We recognise the Minister's efforts to listen carefully to all shades of opinion and we compliment her on the extent of consultation that has been undertaken. The Government's proposals for reform have been the subject of an extremely wide consultation process The views of key organisations and individuals are now well known and have been carefully recorded in this Report.
We are disappointed that it has not proved possible for the Government to fulfil its earlier intention of publishing its Child Support proposals in the form of a draft Bill. We understand the Committee's disappointment at losing the ability to consider the legislation before the Bill begins its Parliamentary process.
We recommend that the legislation on child support should be committed to a Special Standing Committee in order to enable its Members to take evidence directly on the details of the legislation which they will then proceed to debate and (if they wish) to amend. We cannot see that anything would be gained by remitting the Bill to a Special Standing Committee to hold further hearings.

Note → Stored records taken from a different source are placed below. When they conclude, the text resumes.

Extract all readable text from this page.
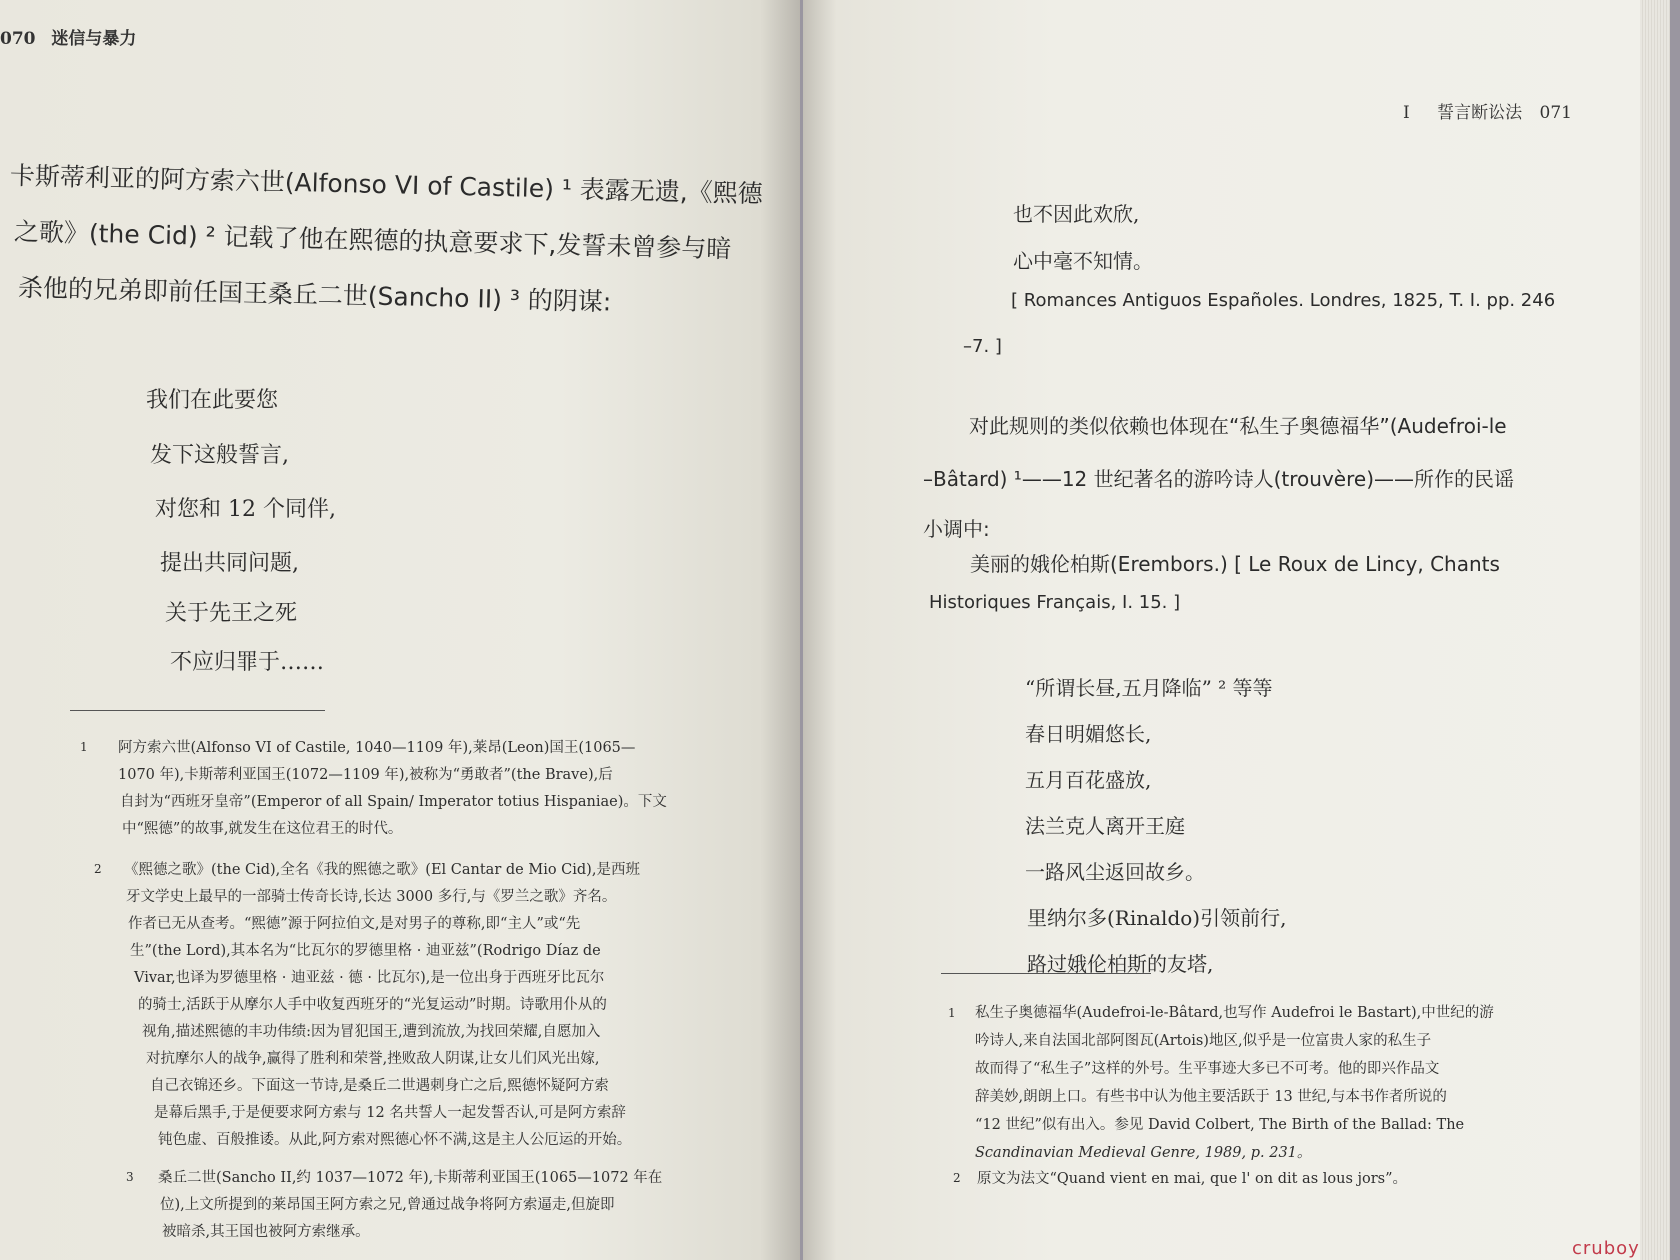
070 迷信与暴力
卡斯蒂利亚的阿方索六世(Alfonso VI of Castile) ¹ 表露无遗,《熙德
之歌》(the Cid) ² 记载了他在熙德的执意要求下,发誓未曾参与暗
杀他的兄弟即前任国王桑丘二世(Sancho II) ³ 的阴谋:
我们在此要您
发下这般誓言,
对您和 12 个同伴,
提出共同问题,
关于先王之死
不应归罪于……
1 阿方索六世(Alfonso VI of Castile, 1040—1109 年),莱昂(Leon)国王(1065—
1070 年),卡斯蒂利亚国王(1072—1109 年),被称为“勇敢者”(the Brave),后
自封为“西班牙皇帝”(Emperor of all Spain/ Imperator totius Hispaniae)。下文
中“熙德”的故事,就发生在这位君王的时代。
2 《熙德之歌》(the Cid),全名《我的熙德之歌》(El Cantar de Mio Cid),是西班
牙文学史上最早的一部骑士传奇长诗,长达 3000 多行,与《罗兰之歌》齐名。
作者已无从查考。“熙德”源于阿拉伯文,是对男子的尊称,即“主人”或“先
生”(the Lord),其本名为“比瓦尔的罗德里格 · 迪亚兹”(Rodrigo Díaz de
Vivar,也译为罗德里格 · 迪亚兹 · 德 · 比瓦尔),是一位出身于西班牙比瓦尔
的骑士,活跃于从摩尔人手中收复西班牙的“光复运动”时期。诗歌用仆从的
视角,描述熙德的丰功伟绩:因为冒犯国王,遭到流放,为找回荣耀,自愿加入
对抗摩尔人的战争,赢得了胜利和荣誉,挫败敌人阴谋,让女儿们风光出嫁,
自己衣锦还乡。下面这一节诗,是桑丘二世遇刺身亡之后,熙德怀疑阿方索
是幕后黑手,于是便要求阿方索与 12 名共誓人一起发誓否认,可是阿方索辞
钝色虚、百般推诿。从此,阿方索对熙德心怀不满,这是主人公厄运的开始。
3 桑丘二世(Sancho II,约 1037—1072 年),卡斯蒂利亚国王(1065—1072 年在
位),上文所提到的莱昂国王阿方索之兄,曾通过战争将阿方索逼走,但旋即
被暗杀,其王国也被阿方索继承。
I 誓言断讼法 071
也不因此欢欣,
心中毫不知情。
[ Romances Antiguos Españoles. Londres, 1825, T. I. pp. 246
–7. ]
对此规则的类似依赖也体现在“私生子奥德福华”(Audefroi-le
–Bâtard) ¹——12 世纪著名的游吟诗人(trouvère)——所作的民谣
小调中:
美丽的娥伦柏斯(Erembors.) [ Le Roux de Lincy, Chants
Historiques Français, I. 15. ]
“所谓长昼,五月降临” ² 等等
春日明媚悠长,
五月百花盛放,
法兰克人离开王庭
一路风尘返回故乡。
里纳尔多(Rinaldo)引领前行,
路过娥伦柏斯的友塔,
1 私生子奥德福华(Audefroi-le-Bâtard,也写作 Audefroi le Bastart),中世纪的游
吟诗人,来自法国北部阿图瓦(Artois)地区,似乎是一位富贵人家的私生子
故而得了“私生子”这样的外号。生平事迹大多已不可考。他的即兴作品文
辞美妙,朗朗上口。有些书中认为他主要活跃于 13 世纪,与本书作者所说的
“12 世纪”似有出入。参见 David Colbert, The Birth of the Ballad: The
Scandinavian Medieval Genre, 1989, p. 231。
2 原文为法文“Quand vient en mai, que l' on dit as lous jors”。
cruboy
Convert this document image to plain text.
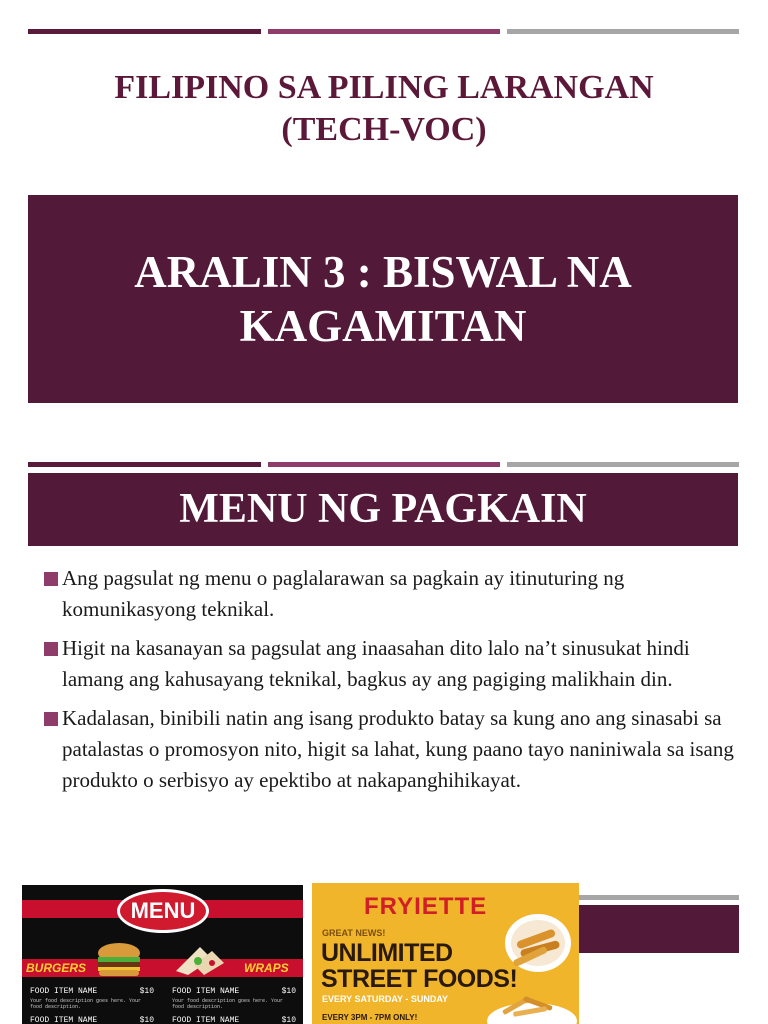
FILIPINO SA PILING LARANGAN
(TECH-VOC)
ARALIN 3 : BISWAL NA
KAGAMITAN
MENU NG PAGKAIN
Ang pagsulat ng menu o paglalarawan sa pagkain ay itinuturing ng komunikasyong teknikal.
Higit na kasanayan sa pagsulat ang inaasahan dito lalo na’t sinusukat hindi lamang ang kahusayang teknikal, bagkus ay ang pagiging malikhain din.
Kadalasan, binibili natin ang isang produkto batay sa kung ano ang sinasabi sa patalastas o promosyon nito, higit sa lahat, kung paano tayo naniniwala sa isang produkto o serbisyo ay epektibo at nakapanghihikayat.
MENU
BURGERS	WRAPS
FOOD ITEM NAME	$10
Your food description goes here. Your food description.
FOOD ITEM NAME	$10
Your food description goes here. Your food description.
FOOD ITEM NAME	$10 FOOD ITEM NAME	$10
FRYIETTE
GREAT NEWS!
UNLIMITED
STREET FOODS!
EVERY SATURDAY - SUNDAY
EVERY 3PM - 7PM ONLY!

It is unlikely that, even informed by the legislation, significant new information will come out of the proceedings of a Special Standing Committee. Given the agreed need to make all possible haste with the reform of child support, the delay that this further stage in the Bill process could cause cannot be justified.        
We recommend that the Government should consider either extending the terms of reference of the Social Security Advisory Committee, or creating a Child Support Advisory Committee on similar lines, to scrutinise secondary legislation on child support, as part of the process of building public confidence in the new child support system . The Government appreciates and commends the Social Security Advisory Committee's work. The suggested extension of its remit could not be achieved without a dilution of its primary area of expertise. SSSC has played an important role in monitoring the development of child support and the Committee has considered regulations before they were laid before the House. Given these safeguards, the Government does not consider that the cost of setting up an Advisory Committee can be justified.